Hal ini membuktikan bahwa konsumen, bahkan di negara maju seperti Inggris, sedang mencari jalan tengah. Mereka menginginkan efisiensi bahan bakar dan keramahan lingkungan, namun menolak untuk menjadi "sandera" dari infrastruktur pengecasan daya (charging station) yang belum sepenuhnya bebas antrean.
Di sinilah kunci kemenangan Jaecoo J7. Alih-alih memaksakan transisi ke kendaraan listrik murni (EV), mereka menawarkan solusi cerdas melalui teknologi Super Hybrid System (SHS).

"Kami melihat minat terhadap kendaraan elektrifikasi maupun NEV (New Energy Vehicle) terus meningkat, namun pada saat yang sama konsumen juga mencari solusi yang tetap praktis dan relevan dengan kebutuhan mereka," jelas Jim Ma, Business Unit Director Jaecoo Indonesia, saat menanggapi euforia penjualan global tersebut di Jakarta, Jumat (10/4/2026).
"SHS memungkinkan pengguna merasakan manfaat elektrifikasi tanpa harus mengubah kebiasaan berkendara secara signifikan."
Secara teknis, teknologi SHS mengawinkan keunggulan torsi instan dari motor listrik dengan daya jelajah tak terbatas dari mesin pembakaran internal.
Dalam skenario lalu lintas perkotaan yang padat, mobil dapat merayap mulus dan senyap mengandalkan daya listrik.
Namun, ketika digunakan untuk touring melintasi batas kota atau negara, mesin konvensional akan mengambil alih untuk menjaga performa sekaligus menyuplai daya, mengeleminasi mimpi buruk bernama range anxiety (kecemasan kehabisan baterai).
Klaim keandalan ini bukan isapan jempol.
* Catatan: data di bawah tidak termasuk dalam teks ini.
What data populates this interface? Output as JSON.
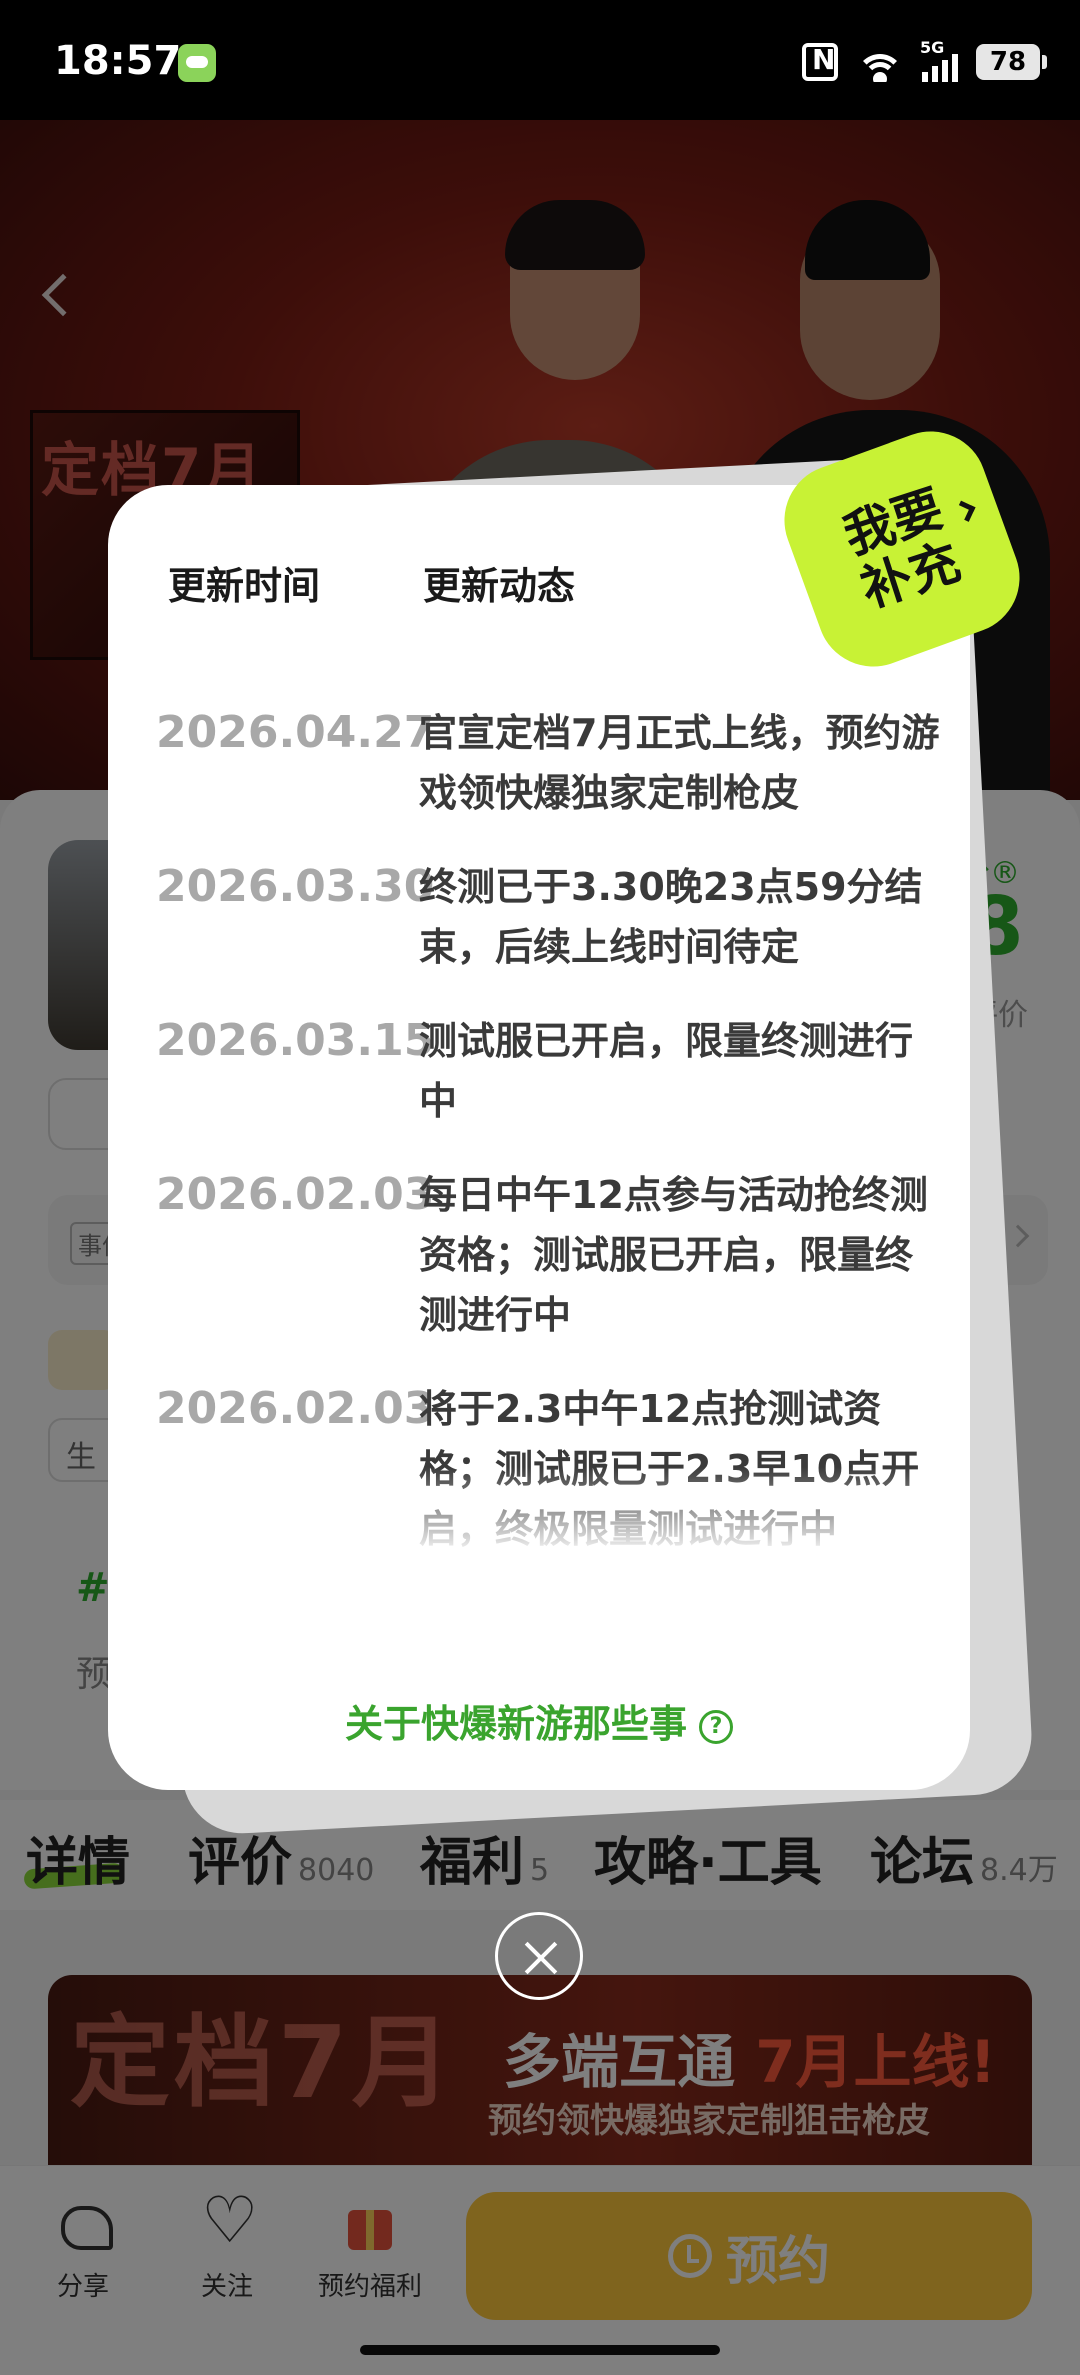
{
  "status_bar": {
    "time": "18:57",
    "network": "5G",
    "battery": "78"
  },
  "hero": {
    "poster_text": "定档7月"
  },
  "detail": {
    "score_label": "分®",
    "score_value": "8",
    "score_sub": "评价",
    "event_tag": "事件",
    "event_more": "..",
    "life_tag": "生活",
    "hash": "#",
    "pre_text": "预"
  },
  "tabs": [
    {
      "label": "详情",
      "count": ""
    },
    {
      "label": "评价",
      "count": "8040"
    },
    {
      "label": "福利",
      "count": "5"
    },
    {
      "label": "攻略·工具",
      "count": ""
    },
    {
      "label": "论坛",
      "count": "8.4万"
    }
  ],
  "banner": {
    "big_text": "定档7月",
    "line1_a": "多端互通 ",
    "line1_b": "7月上线!",
    "line2": "预约领快爆独家定制狙击枪皮"
  },
  "bottom_bar": {
    "share": "分享",
    "follow": "关注",
    "reserve_gift": "预约福利",
    "reserve_button": "预约"
  },
  "modal": {
    "col_time": "更新时间",
    "col_news": "更新动态",
    "badge": "我要\n补充",
    "updates": [
      {
        "date": "2026.04.27",
        "text": "官宣定档7月正式上线，预约游戏领快爆独家定制枪皮"
      },
      {
        "date": "2026.03.30",
        "text": "终测已于3.30晚23点59分结束，后续上线时间待定"
      },
      {
        "date": "2026.03.15",
        "text": "测试服已开启，限量终测进行中"
      },
      {
        "date": "2026.02.03",
        "text": "每日中午12点参与活动抢终测资格；测试服已开启，限量终测进行中"
      },
      {
        "date": "2026.02.03",
        "text": "将于2.3中午12点抢测试资格；测试服已于2.3早10点开启，终极限量测试进行中"
      }
    ],
    "footer_link": "关于快爆新游那些事"
  }
}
Melalui serangkaian pengujian ekstrem di lebih dari 16 negara dengan kontur jalan dan cuaca yang kejam, Jaecoo J7 yang dijejali sistem penggerak cerdas All Road Drive Intelligent System (ARDIS) ini mampu mencatatkan rekor jarak tempuh lebih dari 1.300 kilometer dalam satu kali perjalanan utuh.
Kesuksesan di Tanah Britania ini menjadi amunisi berharga bagi Jaecoo untuk melakukan invasi masif ke Indonesia.
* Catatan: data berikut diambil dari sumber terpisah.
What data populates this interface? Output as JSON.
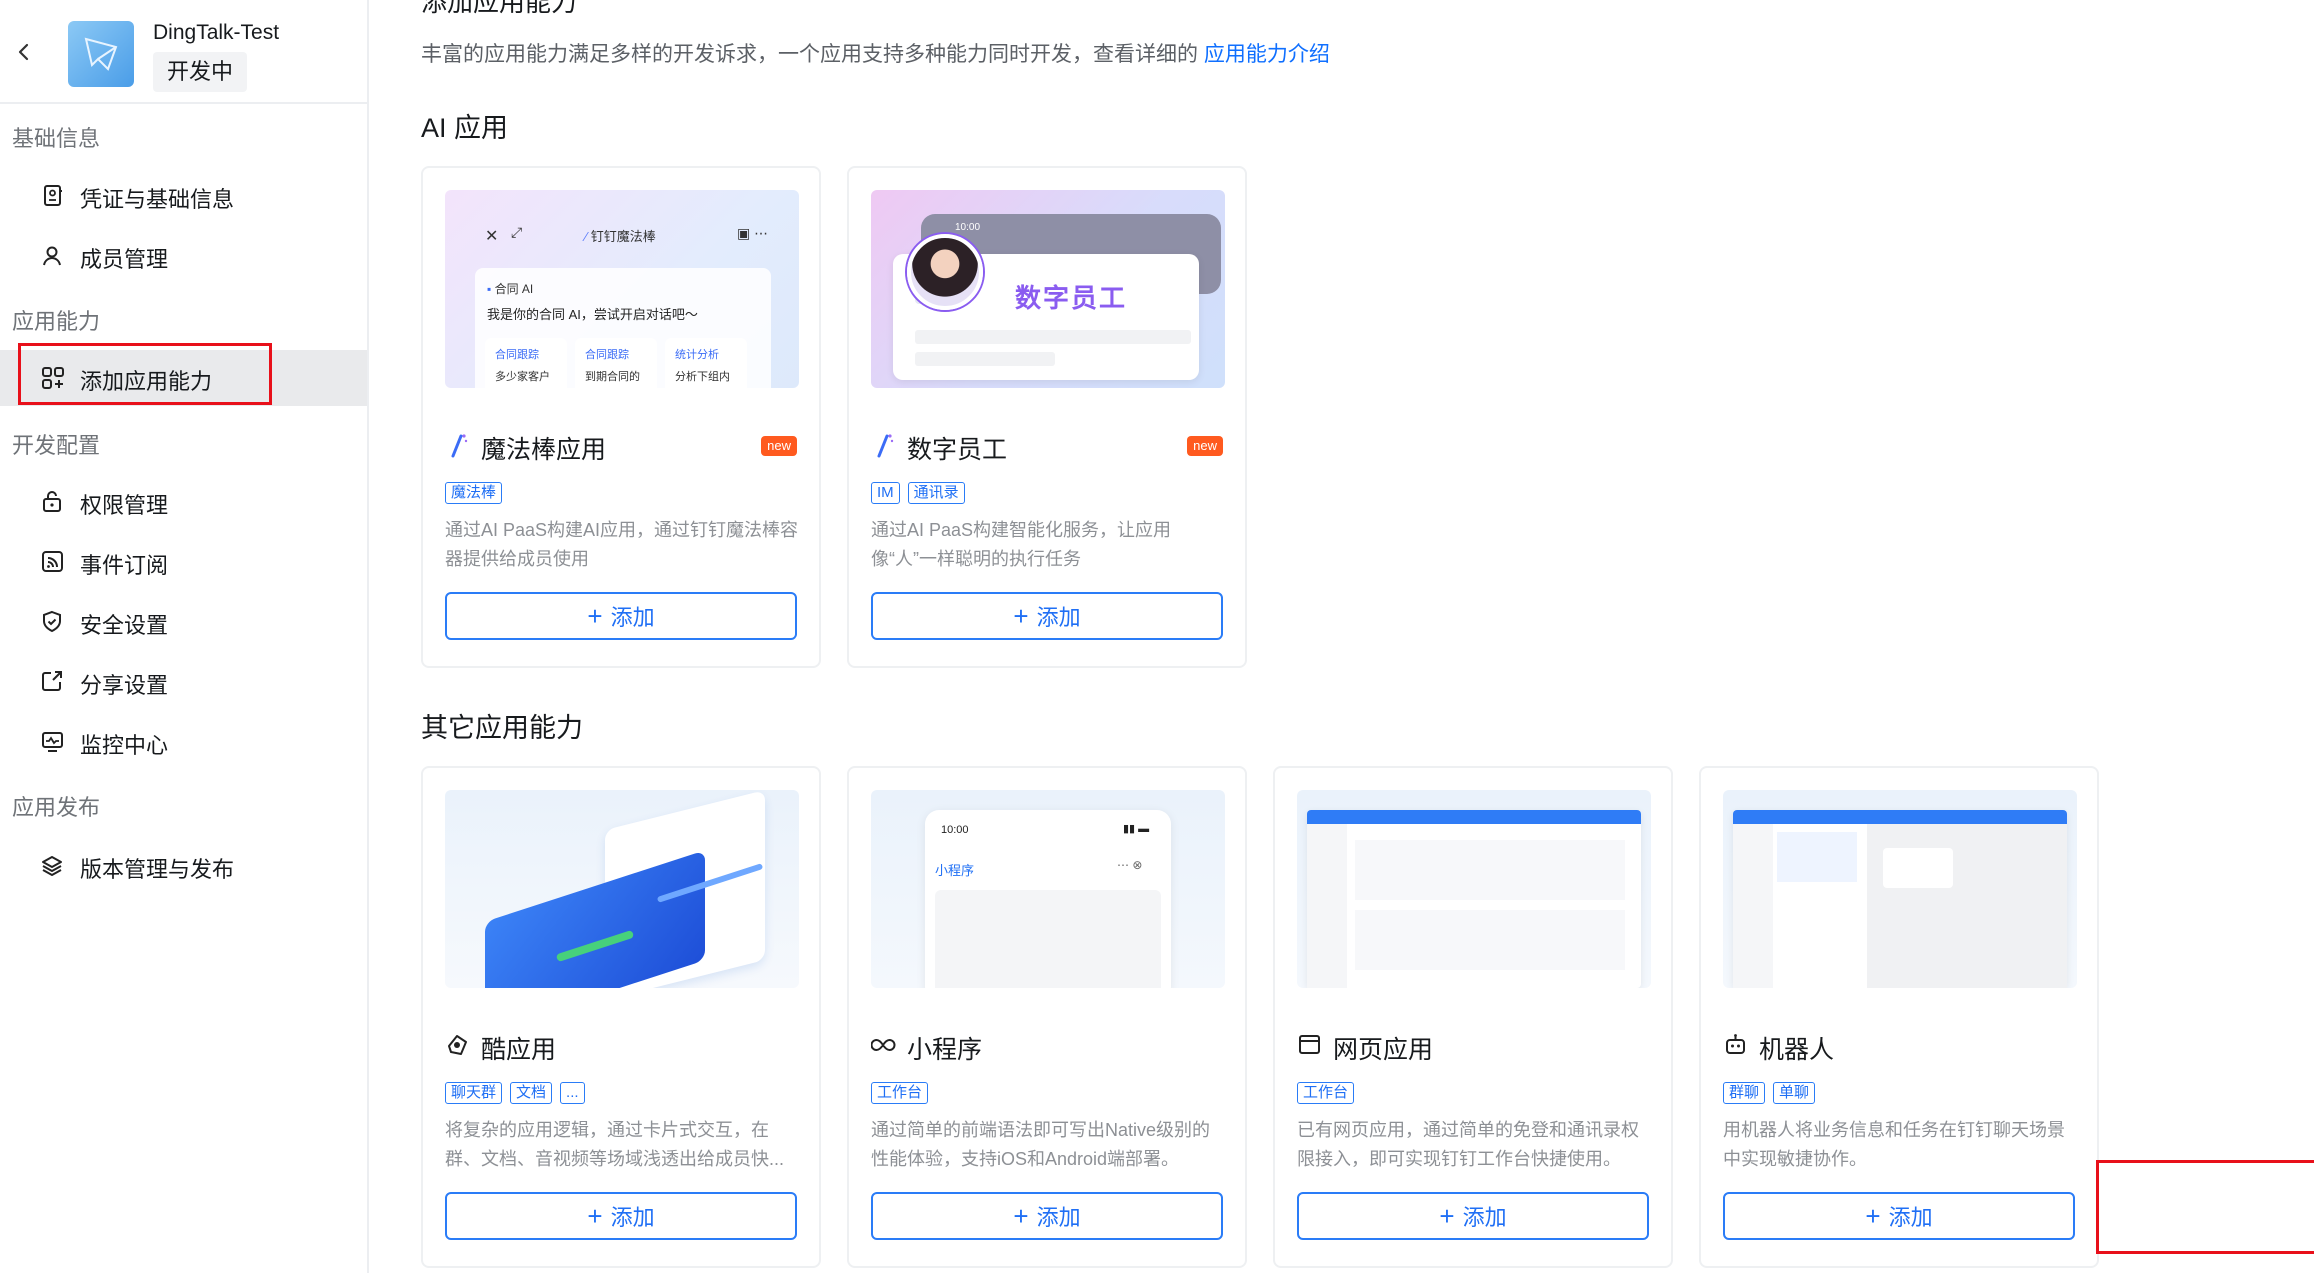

Merek yang namanya merupakan perpaduan dari kata Jerman "Jäger" (pemburu) dan bahasa Inggris "Cool" ini melihat karakter pasar Indonesia yang sangat mirip: haus akan inovasi namun pragmatis dalam urusan jarak tempuh.
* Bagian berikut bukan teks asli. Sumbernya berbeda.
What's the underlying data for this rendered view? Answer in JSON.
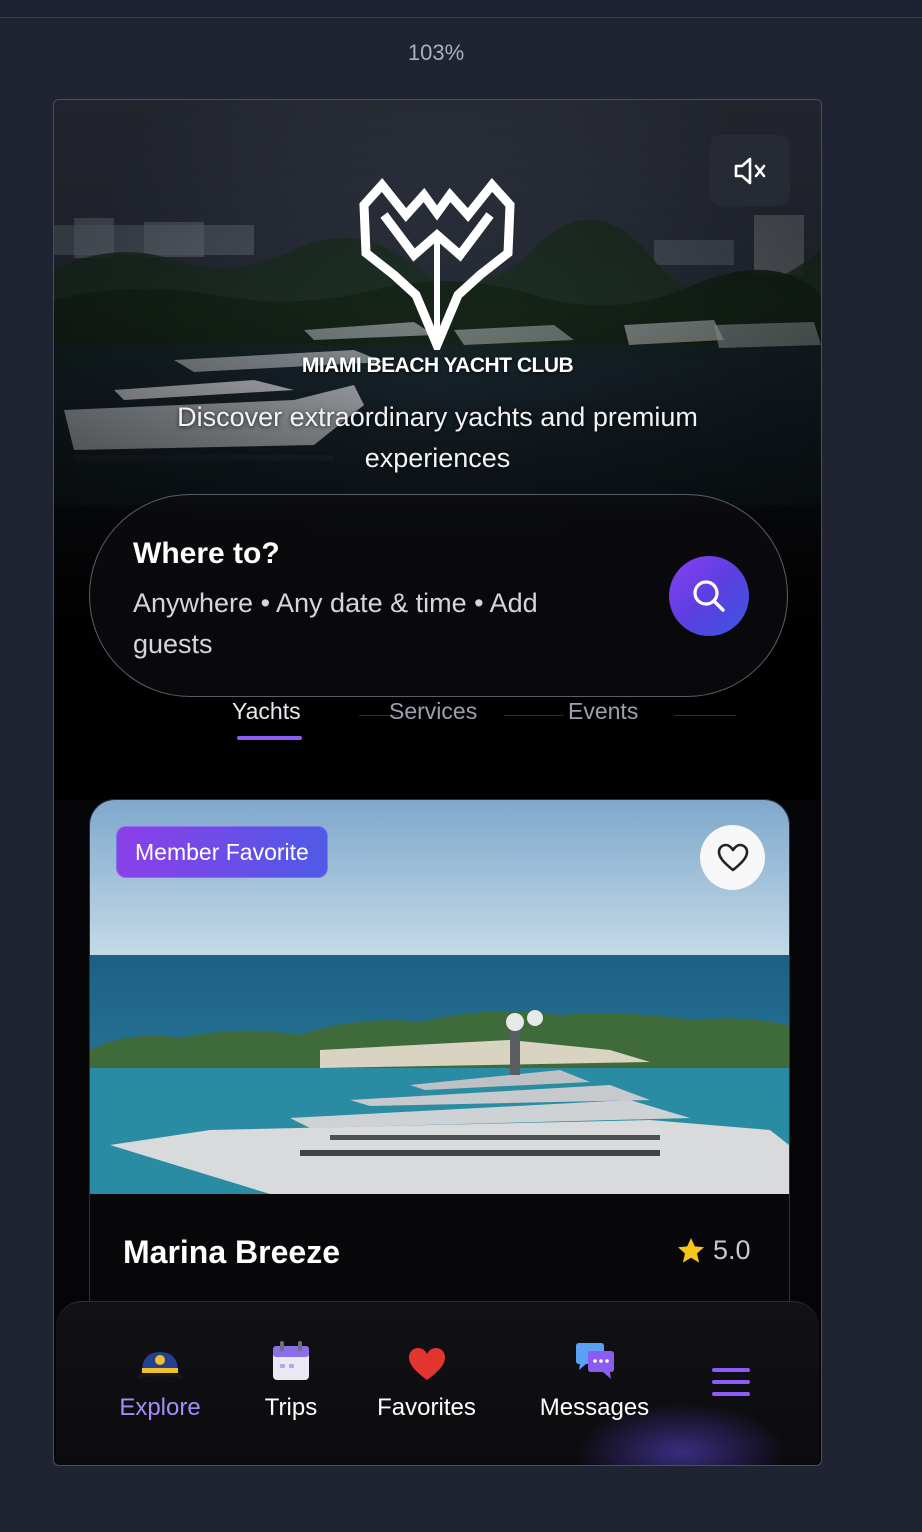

Untuk menopang ambisi tersebut, Jaecoo bergerak agresif membangun fondasi layanan purnajual. Saat ini, 32 dealer telah resmi beroperasi di Indonesia, disusul oleh pembukaan gerai terbaru di Kebon Jeruk, Jakarta Barat.
Mereka menargetkan pembukaan 25 dealer tambahan dalam waktu dekat, dengan ambisi gila menghadirkan 80 gerai yang tersebar di seluruh Indonesia pada penghujung tahun 2026.
Dengan pencapaian kumulatif Omoda & Jaecoo yang telah menyentuh 960.000 unit secara global dan bersiap menembus angka sakral 1 juta unit, kedatangan Jaecoo J7 SHS di Indonesia bukan sekadar meramaikan pasar.
Tapi, peringatan keras bagi para raksasa otomotif Jepang bahwa perlawanan teknologi hybrid dari China kini telah berada di depan pintu garasi mereka.